Just as the death of Communism deprived left wing British dramatists of their major subject — socialist justice in a right wing democracy – so the end of apartheid in South Africa has surely done for Athol Fugard.

Or has it? Fugard suggests not, in this short, sharp three-hander receiving its UK premiere as part of the Peter Hall Company’s summer residency in Bath. Victory is a bitter postscript to Nelson Mandela’s statement in 1994 that his country was “a rainbow nation at peace with itself.”

Not that the “new” South Africa has, on this evidence, significantly re-charged Fugard’s dramatic batteries; now 75 years old, and a recovering alcoholic, he leads a comfortable, untroubled life in San Diego, California, these days.

“Victory” is the ironic full name of Vicky, black daughter of old white Lionel’s (Richard Johnson) former housemaid, who worked happily for the academic, bookish “white boss” for seventeen years in the “good old days” of apartheid.

Cordelia Monsey’s taut production starts with Vicky (Pippa Bennett-Warner, who gave such a brilliant performance as the main daughter in Caroline or Change at the NT last year) and her hot-headed boyfriend Freddie (Reece Ritchie) breaking into Lionel’s house in a village on the Karoo Desert.

Freddie wants to take Vicky to Cape Town. But first he wants to find Lionel’s money.
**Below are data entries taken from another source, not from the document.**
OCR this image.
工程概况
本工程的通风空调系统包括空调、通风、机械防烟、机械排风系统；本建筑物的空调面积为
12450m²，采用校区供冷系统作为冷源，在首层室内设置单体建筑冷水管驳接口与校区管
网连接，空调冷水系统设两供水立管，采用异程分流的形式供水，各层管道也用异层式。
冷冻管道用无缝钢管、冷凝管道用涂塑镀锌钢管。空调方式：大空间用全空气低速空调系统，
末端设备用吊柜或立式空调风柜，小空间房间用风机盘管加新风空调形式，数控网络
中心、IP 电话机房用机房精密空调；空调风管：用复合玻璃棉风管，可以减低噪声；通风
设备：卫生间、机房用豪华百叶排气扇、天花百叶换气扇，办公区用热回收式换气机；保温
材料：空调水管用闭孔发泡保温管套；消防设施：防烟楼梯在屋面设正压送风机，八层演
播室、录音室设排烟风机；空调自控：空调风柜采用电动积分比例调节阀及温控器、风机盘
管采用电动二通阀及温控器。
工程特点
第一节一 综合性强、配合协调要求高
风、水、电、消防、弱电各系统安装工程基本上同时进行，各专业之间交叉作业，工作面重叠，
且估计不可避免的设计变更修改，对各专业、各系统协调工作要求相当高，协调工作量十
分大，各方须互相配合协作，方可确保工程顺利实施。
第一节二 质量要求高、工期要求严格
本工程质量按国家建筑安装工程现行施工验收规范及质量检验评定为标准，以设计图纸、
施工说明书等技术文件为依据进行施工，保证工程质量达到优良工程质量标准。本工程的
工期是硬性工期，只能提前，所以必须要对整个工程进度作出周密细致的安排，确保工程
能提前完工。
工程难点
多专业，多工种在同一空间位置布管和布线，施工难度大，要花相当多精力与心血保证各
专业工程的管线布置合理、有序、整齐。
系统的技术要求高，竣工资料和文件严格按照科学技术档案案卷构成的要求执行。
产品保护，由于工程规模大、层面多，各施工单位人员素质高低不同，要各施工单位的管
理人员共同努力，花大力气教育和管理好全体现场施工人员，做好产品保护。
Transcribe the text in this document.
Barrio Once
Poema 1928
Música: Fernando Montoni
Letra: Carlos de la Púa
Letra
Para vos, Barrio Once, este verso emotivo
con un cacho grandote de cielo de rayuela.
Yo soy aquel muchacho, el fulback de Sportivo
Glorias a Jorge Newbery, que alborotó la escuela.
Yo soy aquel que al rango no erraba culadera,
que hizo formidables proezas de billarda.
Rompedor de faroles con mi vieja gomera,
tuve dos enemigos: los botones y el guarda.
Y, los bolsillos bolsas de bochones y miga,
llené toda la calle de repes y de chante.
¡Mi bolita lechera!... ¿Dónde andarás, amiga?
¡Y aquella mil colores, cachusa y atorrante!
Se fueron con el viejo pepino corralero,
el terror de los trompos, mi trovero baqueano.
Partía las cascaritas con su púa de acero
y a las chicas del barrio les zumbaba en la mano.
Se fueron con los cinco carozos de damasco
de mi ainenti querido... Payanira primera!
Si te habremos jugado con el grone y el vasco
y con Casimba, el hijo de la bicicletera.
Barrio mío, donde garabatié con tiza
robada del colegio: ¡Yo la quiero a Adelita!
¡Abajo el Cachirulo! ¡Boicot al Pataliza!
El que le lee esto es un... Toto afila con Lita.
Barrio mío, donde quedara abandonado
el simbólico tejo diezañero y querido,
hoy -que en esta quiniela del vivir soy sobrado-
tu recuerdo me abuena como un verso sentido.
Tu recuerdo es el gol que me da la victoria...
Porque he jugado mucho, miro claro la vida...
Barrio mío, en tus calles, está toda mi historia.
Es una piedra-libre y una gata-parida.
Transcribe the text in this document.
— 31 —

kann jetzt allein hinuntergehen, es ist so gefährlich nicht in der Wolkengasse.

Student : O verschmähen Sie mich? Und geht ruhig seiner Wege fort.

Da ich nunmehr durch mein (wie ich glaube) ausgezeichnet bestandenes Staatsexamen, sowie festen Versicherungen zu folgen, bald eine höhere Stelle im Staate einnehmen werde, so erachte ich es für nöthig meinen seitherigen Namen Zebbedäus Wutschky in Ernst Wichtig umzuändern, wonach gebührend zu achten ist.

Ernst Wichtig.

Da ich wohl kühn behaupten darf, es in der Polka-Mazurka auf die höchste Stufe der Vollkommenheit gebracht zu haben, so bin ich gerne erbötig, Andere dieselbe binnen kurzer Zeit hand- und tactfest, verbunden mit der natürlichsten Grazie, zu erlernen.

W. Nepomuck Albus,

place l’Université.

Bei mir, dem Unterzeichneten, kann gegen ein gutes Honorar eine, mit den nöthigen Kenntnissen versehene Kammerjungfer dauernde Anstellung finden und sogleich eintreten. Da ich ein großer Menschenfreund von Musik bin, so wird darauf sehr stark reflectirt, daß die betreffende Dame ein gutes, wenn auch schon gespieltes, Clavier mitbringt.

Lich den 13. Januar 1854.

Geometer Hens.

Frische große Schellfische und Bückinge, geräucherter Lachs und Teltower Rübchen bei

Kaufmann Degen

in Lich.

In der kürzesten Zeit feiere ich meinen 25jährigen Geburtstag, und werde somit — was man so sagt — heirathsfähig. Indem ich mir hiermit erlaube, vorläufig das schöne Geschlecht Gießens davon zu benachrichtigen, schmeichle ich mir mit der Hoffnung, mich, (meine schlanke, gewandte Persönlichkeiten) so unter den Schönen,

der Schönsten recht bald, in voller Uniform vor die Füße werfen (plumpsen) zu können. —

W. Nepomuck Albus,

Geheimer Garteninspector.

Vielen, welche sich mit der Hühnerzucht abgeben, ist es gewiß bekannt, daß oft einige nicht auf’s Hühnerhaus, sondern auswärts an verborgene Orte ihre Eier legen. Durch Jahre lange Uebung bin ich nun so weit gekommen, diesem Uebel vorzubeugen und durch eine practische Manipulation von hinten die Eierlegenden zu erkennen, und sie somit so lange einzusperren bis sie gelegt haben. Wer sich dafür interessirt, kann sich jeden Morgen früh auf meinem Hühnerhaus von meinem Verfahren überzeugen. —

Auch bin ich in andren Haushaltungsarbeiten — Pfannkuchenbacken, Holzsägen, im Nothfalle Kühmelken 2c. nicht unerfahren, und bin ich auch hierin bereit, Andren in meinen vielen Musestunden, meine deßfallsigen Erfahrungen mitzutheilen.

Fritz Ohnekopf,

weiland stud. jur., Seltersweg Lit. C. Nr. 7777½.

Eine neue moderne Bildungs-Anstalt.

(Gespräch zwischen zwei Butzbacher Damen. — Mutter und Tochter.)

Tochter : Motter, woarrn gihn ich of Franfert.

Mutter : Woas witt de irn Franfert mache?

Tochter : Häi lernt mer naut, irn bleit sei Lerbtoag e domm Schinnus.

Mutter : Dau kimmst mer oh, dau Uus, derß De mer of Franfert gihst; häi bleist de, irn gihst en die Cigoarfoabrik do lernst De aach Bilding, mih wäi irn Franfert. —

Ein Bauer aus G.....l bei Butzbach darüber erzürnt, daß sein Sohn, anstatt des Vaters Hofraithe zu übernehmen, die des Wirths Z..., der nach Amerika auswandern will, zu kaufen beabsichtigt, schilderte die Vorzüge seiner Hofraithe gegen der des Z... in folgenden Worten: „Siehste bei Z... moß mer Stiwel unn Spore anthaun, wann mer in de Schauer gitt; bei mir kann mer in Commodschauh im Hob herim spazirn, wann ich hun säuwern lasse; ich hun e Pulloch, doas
Then he wants to urinate all over his books. Depressingly, he does so. Vicky, who has been encouraged in her progress at school by Lionel, goes along with this obscene little exercise in “catch up” revenge – until it is too late to stem the flow or deflect the upshot.

Bennett-Warner beautifully expresses Vicky’s cultural dilemma; the offspring of a slave with a fine singing voice and a future she cannot quite appreciate, while Ritchie’s Freddie remains locked in the old antipathies.

The apparently ageless Richard Johnson oversees the catastrophe with benign, big-stage cragginess, but this is essentially a very small play and one better suited, perhaps, to a lunchtime programme in a fringe venue. Or on a double bill. What happened to programming?

Paul Farnsworth’s design roughs up well with collapsing book shelves when the going gets tough, and Jason Taylor’s lighting does a good job of taking us into the heart of the matter after the early night-time skirmishes.

A few ends are left untied. Lionel has been a teacher of white boys but seems to know a bit about Freddie. What, exactly? And the unseen figure of Vicky’s mother hovers tantalisingly behind this sad ritual of domestic and political desecration. Come on, Athol, how about a good ghost role?